You’ll hear it over and over, “Get on Social Media.” But there are some problems with promoting on social channels like Facebook, Twitter, and aggregation sites like Reddit. If people feel like you promote too much, and give them no deals or content of value they may ignore you, or worse, remove you as a contact. So how do you balance self-promotion with cultivating an online relationship with your audience? Well the answer is use good sense and tread lightly.
Facebook is arguably the largest and most efficient way for many businesses and services to stay in contact with their consumers. It opens avenues for discussion which helps promote brand loyalty, and lets users share their approval or use of your product or service with their own friends.
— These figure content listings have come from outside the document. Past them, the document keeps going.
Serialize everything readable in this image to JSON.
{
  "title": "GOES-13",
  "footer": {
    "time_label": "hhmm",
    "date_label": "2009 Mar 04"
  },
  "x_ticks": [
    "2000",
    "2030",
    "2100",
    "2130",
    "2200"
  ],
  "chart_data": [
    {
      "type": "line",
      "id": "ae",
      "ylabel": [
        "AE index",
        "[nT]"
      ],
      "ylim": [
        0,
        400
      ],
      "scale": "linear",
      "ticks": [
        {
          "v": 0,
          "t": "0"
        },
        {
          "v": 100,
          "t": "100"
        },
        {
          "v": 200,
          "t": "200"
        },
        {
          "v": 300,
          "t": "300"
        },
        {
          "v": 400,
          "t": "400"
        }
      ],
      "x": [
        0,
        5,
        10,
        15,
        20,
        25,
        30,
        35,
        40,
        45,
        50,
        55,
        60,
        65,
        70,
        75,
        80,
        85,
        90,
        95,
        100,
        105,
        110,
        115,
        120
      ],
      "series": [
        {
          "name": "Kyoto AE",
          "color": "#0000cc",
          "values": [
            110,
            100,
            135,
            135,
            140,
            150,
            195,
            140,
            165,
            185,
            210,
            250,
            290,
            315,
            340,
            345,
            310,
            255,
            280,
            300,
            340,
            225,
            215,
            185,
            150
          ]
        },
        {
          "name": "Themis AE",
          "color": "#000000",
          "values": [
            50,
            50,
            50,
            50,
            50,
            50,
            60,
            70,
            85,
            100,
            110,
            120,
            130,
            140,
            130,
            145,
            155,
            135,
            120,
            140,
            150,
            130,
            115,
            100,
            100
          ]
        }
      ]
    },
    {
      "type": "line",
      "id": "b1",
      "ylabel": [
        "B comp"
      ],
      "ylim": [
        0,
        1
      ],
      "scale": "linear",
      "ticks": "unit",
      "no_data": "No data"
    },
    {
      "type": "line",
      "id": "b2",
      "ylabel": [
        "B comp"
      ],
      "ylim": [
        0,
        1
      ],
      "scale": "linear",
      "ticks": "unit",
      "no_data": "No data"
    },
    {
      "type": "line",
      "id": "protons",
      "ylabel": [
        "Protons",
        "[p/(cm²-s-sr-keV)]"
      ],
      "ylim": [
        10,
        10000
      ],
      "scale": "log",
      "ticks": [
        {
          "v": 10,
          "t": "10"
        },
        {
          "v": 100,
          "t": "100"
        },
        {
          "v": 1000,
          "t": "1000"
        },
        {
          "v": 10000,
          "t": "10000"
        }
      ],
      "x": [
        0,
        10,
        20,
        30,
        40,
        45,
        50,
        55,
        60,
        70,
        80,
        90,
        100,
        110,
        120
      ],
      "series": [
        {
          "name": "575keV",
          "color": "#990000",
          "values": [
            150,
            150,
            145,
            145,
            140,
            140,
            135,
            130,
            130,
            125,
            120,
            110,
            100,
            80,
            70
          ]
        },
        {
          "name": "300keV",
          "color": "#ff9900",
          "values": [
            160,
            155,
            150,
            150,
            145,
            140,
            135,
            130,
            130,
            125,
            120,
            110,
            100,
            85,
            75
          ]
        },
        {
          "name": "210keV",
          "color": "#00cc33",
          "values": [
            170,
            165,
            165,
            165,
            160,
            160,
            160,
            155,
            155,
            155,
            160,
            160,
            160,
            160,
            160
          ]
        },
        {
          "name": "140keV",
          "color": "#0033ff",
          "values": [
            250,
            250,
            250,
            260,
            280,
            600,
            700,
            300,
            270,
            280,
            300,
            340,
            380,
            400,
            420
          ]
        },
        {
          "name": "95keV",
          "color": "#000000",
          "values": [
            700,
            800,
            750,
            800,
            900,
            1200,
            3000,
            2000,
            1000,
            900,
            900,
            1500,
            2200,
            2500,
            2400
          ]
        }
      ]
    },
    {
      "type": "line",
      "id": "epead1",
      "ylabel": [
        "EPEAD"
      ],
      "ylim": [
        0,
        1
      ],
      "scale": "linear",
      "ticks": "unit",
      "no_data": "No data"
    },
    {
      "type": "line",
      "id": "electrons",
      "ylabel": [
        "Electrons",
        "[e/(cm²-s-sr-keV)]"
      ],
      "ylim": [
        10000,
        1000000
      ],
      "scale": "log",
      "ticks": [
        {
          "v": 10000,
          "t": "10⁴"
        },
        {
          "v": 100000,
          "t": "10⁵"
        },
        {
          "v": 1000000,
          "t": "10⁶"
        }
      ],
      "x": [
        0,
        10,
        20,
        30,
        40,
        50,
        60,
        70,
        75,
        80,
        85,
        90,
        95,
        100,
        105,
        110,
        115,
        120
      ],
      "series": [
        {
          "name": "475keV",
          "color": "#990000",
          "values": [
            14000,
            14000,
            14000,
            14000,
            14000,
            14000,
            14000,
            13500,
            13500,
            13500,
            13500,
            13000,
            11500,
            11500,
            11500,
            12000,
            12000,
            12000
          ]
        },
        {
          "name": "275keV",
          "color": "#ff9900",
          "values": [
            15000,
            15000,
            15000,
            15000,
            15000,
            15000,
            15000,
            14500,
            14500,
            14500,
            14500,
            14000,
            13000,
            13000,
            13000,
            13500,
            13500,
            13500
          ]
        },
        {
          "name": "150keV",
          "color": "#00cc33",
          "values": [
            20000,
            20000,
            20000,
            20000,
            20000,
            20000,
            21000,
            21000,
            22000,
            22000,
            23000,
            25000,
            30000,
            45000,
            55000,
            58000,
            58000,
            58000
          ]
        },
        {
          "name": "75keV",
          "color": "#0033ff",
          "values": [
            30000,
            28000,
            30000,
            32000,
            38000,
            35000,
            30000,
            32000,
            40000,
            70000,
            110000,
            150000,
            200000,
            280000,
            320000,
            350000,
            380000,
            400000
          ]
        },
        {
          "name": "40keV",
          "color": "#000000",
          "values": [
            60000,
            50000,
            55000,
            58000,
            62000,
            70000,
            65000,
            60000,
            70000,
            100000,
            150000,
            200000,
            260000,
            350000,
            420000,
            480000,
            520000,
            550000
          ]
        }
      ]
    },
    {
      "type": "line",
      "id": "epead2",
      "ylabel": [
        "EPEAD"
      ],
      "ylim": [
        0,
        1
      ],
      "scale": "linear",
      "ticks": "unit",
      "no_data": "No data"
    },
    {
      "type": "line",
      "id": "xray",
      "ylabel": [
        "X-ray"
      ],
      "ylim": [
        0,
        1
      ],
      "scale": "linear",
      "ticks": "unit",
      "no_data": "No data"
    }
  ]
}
That kind of mixed audience marketing can be priceless for many businesses.
The downside of Facebook is that unlike traditional advertising where you may only have their ears and eyes for a minute or two, Facebook is a permanent relationship where they’re allowing you to advertise to them as long as you’re their friend. What people want is information that is worthwhile. Sharing coupons, deals, and contests is the best way to give them value for their friendship. Keep communication open, and respond to them when you can. It’s best not to treat them as a regular audience you need to advertise to. They know who you are, and they’ve made the conscious effort to follow you. Reward them, and go easy on them, since repetitive advertising will turn them off, and you’ll do more harm than good.
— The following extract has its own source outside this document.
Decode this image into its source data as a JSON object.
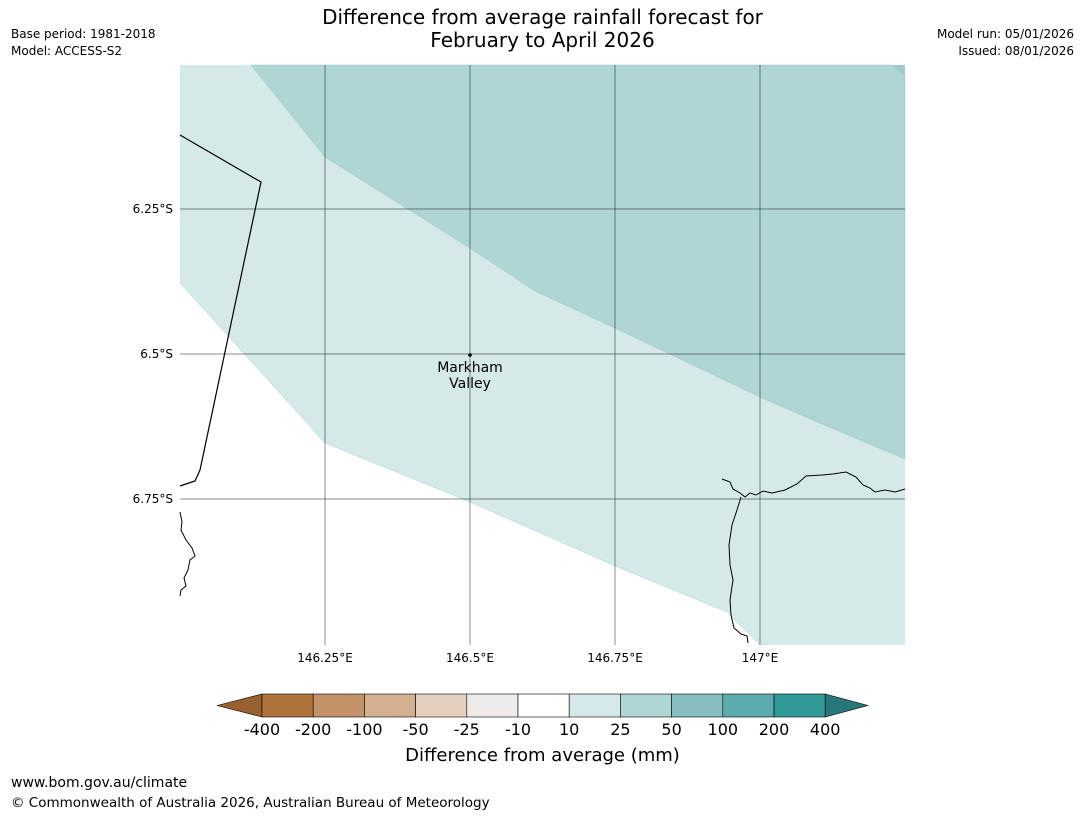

Reddit has been around since 2005, and it was fun then, and since the “Great Reddit Migration from Digg” event in 2010 it’s become the web’s largest bastion for discussion on everything from politics, to technology, to pictures of cats. You can share a link to your own blog or website in different subreddits which are individual boards ranging through a series of topics, or make a self post where you can discuss your service or pertinent information about it. Reddit uses a voting system where users can upvote content they like, and downvote content they don’t like.
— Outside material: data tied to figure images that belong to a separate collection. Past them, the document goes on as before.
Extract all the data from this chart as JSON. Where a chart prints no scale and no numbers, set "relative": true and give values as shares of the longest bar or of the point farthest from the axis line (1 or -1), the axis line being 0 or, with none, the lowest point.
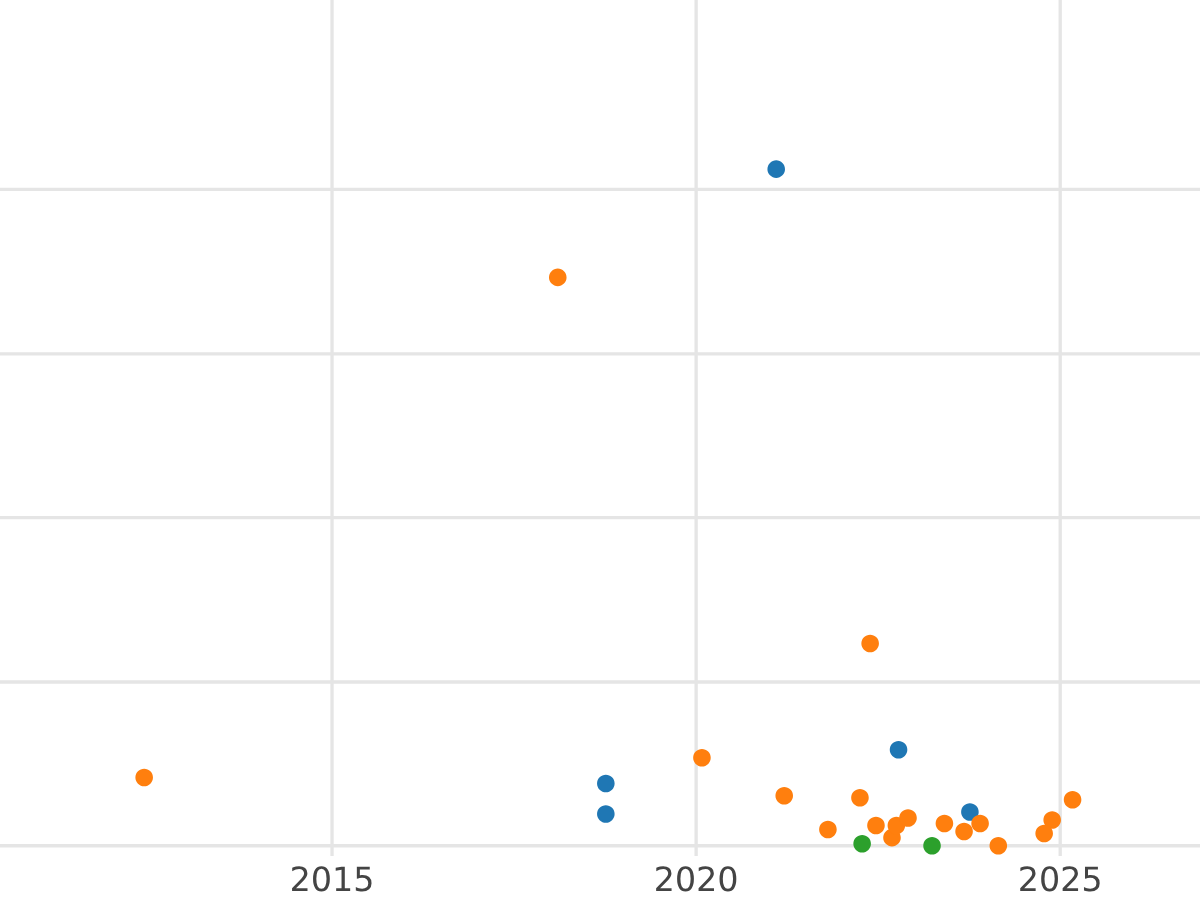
{
  "chart_data": {
    "type": "scatter",
    "relative": true,
    "xlim": [
      2010.44,
      2026.92
    ],
    "xticks": [
      2015,
      2020,
      2025
    ],
    "grid": true,
    "marker": "circle",
    "tick_labels": "x",
    "series": [
      {
        "color": "#1f77b4",
        "x": [
          2021.1,
          2018.76,
          2018.76,
          2022.78,
          2023.76
        ],
        "values": [
          1.0,
          0.092,
          0.047,
          0.142,
          0.05
        ]
      },
      {
        "color": "#ff7f0e",
        "x": [
          2012.42,
          2018.1,
          2020.08,
          2022.39,
          2021.21,
          2022.25,
          2021.81,
          2022.47,
          2022.69,
          2022.75,
          2022.91,
          2023.41,
          2023.68,
          2023.9,
          2024.09,
          2024.15,
          2024.78,
          2024.89,
          2024.78,
          2025.17
        ],
        "values": [
          0.101,
          0.84,
          0.13,
          0.299,
          0.074,
          0.071,
          0.024,
          0.03,
          0.012,
          0.03,
          0.041,
          0.033,
          0.021,
          0.033,
          null,
          0.0,
          null,
          0.038,
          0.018,
          0.068
        ]
      },
      {
        "color": "#2ca02c",
        "x": [
          2022.28,
          2023.24
        ],
        "values": [
          0.003,
          0.0
        ]
      }
    ]
  }
}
The best advice I could give any business owner who wants to take advantage of Reddit to reach their base is to spend some time using it. Learn about the culture, what works, and what doesn’t work with a private account before venturing in representing your business. Reddit isn’t built for advertising, and users will downvote you to oblivion extremely fast if you aren’t careful. Discuss something relevant about your business that could be used as interesting news to people, or allow them to take advantage of a service that people in that particular field could use.
Ultimately your goal online should be giving useful information to people who are interested in hearing it. Traditional and web advertising should be used for everyone else. Don’t ever mistake the two, or you’ll end up damaging your brand. Play it safe, and always try to post pictures of cats.